L’audace pour moi se jauge par le contexte dans lequel sera présenté le spectacle et par le public qui y sera convié. On n’approche pas la conception visuelle de tous les spectacles de la même façon. Lorsque je m’attaque à une œuvre classique, par exemple, j’adore jouer avec les codes et mélanger les référents. Si l’essence même de la pièce est respectée, le spectateur suivra. On peut alors transposer le marquis de Sade (Robert Lepage dans Quills) en Karl Lagerfeld dans un univers où se côtoient la déchéance de la Révolution française et l’impérialisme pervers aux allures haute couture signé Chanel.

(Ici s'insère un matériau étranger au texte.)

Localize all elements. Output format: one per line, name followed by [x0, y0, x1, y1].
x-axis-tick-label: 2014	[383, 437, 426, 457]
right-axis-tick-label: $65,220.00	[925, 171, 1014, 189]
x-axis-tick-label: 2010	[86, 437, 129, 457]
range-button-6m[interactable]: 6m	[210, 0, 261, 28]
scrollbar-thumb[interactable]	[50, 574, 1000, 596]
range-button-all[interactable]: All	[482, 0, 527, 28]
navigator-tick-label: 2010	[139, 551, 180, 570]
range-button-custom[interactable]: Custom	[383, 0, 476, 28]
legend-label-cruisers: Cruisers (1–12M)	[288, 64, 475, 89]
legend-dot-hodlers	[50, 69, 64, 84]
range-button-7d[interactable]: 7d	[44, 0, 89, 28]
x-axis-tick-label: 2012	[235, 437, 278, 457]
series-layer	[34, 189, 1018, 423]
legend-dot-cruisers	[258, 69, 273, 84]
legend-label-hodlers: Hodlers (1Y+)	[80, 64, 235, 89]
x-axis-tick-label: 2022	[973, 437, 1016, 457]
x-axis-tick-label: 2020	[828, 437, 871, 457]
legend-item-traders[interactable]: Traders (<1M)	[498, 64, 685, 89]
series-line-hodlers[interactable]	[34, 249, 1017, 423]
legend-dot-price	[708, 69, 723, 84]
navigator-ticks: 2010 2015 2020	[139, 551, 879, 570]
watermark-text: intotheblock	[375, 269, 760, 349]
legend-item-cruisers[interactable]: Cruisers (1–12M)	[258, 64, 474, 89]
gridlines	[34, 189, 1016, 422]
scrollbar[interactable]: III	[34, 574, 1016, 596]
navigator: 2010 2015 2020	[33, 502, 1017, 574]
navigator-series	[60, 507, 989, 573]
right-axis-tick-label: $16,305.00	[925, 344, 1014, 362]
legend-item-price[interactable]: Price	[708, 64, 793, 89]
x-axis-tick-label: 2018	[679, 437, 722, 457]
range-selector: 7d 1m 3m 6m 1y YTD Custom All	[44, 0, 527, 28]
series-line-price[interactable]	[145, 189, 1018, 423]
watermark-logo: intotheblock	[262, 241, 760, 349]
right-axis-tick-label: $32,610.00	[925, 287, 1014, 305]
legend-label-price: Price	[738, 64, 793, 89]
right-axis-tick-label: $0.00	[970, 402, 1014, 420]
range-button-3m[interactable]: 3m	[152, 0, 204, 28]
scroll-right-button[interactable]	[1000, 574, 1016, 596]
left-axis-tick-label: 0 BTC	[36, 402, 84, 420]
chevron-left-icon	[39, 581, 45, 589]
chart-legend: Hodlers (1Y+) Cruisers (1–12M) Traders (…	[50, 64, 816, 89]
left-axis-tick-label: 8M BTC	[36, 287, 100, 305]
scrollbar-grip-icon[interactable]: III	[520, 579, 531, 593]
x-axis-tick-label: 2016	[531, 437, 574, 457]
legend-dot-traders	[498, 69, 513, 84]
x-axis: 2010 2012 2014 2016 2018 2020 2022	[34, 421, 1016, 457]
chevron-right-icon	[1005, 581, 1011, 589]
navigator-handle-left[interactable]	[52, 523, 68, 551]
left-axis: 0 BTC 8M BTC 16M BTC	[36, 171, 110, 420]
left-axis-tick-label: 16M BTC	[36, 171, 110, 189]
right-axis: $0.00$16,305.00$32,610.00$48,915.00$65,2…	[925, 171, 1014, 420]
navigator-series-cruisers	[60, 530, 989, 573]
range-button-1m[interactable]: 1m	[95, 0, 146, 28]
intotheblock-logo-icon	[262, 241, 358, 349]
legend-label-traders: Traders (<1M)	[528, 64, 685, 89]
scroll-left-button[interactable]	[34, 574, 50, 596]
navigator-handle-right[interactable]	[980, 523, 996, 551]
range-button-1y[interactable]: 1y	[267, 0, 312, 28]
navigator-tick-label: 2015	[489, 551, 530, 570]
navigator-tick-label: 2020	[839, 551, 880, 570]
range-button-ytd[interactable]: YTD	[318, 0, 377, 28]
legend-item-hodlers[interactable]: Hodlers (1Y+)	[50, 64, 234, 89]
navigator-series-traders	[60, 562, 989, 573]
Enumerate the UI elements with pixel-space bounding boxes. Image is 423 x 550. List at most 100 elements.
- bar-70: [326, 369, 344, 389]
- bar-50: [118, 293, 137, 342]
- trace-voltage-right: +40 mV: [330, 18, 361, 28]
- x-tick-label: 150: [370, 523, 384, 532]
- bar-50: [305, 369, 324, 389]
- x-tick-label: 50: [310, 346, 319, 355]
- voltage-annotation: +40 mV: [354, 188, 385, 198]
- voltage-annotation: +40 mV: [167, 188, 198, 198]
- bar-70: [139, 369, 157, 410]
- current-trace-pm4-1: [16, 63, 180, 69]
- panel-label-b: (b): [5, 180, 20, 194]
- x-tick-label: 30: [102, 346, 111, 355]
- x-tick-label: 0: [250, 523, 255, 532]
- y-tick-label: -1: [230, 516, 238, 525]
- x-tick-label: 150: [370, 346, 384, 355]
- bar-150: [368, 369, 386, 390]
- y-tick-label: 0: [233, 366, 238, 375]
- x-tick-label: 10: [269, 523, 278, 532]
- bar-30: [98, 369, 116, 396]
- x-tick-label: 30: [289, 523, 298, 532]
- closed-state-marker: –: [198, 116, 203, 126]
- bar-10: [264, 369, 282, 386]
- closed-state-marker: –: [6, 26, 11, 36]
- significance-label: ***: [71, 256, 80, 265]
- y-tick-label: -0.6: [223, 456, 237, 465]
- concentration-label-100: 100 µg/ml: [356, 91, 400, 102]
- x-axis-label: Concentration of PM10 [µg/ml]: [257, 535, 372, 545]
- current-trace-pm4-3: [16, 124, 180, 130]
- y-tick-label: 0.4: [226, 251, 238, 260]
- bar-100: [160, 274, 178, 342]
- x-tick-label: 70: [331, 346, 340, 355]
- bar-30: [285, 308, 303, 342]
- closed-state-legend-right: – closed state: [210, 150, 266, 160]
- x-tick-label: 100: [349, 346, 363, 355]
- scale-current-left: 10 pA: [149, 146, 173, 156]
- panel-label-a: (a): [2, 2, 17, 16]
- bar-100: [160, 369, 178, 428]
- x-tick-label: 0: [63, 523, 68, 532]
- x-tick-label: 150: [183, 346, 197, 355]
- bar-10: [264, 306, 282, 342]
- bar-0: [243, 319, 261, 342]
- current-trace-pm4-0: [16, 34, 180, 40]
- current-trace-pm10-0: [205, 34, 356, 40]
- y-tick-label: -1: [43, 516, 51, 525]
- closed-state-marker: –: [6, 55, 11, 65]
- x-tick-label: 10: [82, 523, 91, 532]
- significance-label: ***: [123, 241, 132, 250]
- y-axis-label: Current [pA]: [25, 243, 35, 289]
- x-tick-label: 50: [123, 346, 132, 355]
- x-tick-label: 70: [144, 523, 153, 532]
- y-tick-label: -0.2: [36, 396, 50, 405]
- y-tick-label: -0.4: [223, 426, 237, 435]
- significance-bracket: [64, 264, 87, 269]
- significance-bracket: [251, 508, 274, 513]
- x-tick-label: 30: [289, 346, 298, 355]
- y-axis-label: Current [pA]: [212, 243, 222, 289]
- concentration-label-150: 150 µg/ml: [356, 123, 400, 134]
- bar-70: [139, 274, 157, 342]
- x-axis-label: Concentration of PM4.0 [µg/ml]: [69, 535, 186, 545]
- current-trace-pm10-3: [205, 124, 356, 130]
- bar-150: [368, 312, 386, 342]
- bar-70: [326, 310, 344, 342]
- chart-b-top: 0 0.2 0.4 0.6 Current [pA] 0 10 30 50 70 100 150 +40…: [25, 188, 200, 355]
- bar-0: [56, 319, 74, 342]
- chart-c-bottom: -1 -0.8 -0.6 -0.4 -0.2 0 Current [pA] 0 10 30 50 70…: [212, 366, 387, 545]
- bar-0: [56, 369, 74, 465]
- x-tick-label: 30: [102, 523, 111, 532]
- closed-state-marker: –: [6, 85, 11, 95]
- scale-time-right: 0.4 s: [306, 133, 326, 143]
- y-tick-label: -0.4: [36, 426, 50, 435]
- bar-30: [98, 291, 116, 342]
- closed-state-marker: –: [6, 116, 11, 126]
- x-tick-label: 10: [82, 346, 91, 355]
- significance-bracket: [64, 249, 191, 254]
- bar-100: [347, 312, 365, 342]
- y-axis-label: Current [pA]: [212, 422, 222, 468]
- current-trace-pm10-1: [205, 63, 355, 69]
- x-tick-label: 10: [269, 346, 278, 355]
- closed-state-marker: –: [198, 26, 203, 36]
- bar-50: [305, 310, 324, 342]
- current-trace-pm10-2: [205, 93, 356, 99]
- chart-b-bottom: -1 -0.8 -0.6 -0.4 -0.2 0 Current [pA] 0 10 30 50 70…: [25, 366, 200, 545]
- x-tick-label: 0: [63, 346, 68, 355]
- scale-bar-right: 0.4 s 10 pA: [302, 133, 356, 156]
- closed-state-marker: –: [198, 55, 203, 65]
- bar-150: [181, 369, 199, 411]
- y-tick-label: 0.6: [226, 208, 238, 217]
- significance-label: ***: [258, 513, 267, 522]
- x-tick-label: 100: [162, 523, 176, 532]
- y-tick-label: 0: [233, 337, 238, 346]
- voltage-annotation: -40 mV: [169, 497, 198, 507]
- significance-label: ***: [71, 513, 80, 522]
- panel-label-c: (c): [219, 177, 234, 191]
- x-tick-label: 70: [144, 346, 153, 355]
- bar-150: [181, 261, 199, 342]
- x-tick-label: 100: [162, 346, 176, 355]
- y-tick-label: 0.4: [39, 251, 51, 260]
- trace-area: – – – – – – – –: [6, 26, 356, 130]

D’un point de vue plus pratique, mon audace est toujours relative à celle de mon équipe de création. Il est important pour moi de ne pas plonger dans une extravagance forcée au détriment du spectacle. Ma relation avec l’interprète est aussi très importante. Il est primordial d’être à l’écoute de ses besoins, de son confort, et que nous nous entendions sur la vision du personnage. François Barbeau disait qu’un bon costume en est un qu’on remarque puis qu’on oublie quelques secondes plus tard. Ce principe prend tout son sens lorsqu’on constate qu’un interprète est malheureux dans son costume : il n’y a rien de pire à voir!

Comme spectateur, quelle expérience souhaites-tu vivre lorsque tu assistes à des productions auxquelles tu n’as pas collaboré?

Je ne suis pas un spectateur indulgent. J’aime la rigueur et l’intelligence. Par déformation professionnelle, je suis très critique à l’égard de l’homogénéité visuelle de la proposition scénographique, ce qui englobe tous les champs de création – décor, costumes, maquillages, éclairages, etc. J’aime ressentir que les concepteurs ont échangé, qu’ils se sont respectueusement écoutés et qu’ils ont choisi la même direction esthétique. Ça me dérange d’assister à un spectacle où j’ai l’impression que chacun y est allé de son propre désir créatif. Pour moi, le travail de collaboration est vraiment primordial dans la création et je le vois tout de suite quand il n’y a pas eu symbiose au sein du noyau créatif.

Sinon, de façon plus générale, j’aime beaucoup me sentir actif et impliqué. J’adore les productions qui plongent le spectateur dans une expérience immersive et dont la réussite fait appel à notre capacité à sortir de notre passivité. Pour moi, le caractère absolu et sacré des arts vivants vient du fait que chaque moment est unique et éphémère. Le Carrefour international de théâtre réussit à nous délecter de productions de ce genre chaque année. Je garde un souvenir impérissable de mon passage sur les planches dans Tragédies romaines du metteur en scène néerlandais Ivo Van Hove (2010).

Un spectacle à l’affiche en 2017-2018 que tu attends avec impatience?

Toujours dans la même veine, j’attends avec impatience de plonger dans la proposition de la compagnie Les Écornifleuses qui présentera Titus en novembre au Théâtre Périscope. Je suis certain qu’Édith Patenaude et toute son équipe sauront nous stupéfier encore une fois! J’avoue être partagé entre la jalousie de ne pas faire partie de cette équipe et la fébrilité de ne pas savoir à quoi m’attendre lorsque je prendrai place dans mon siège.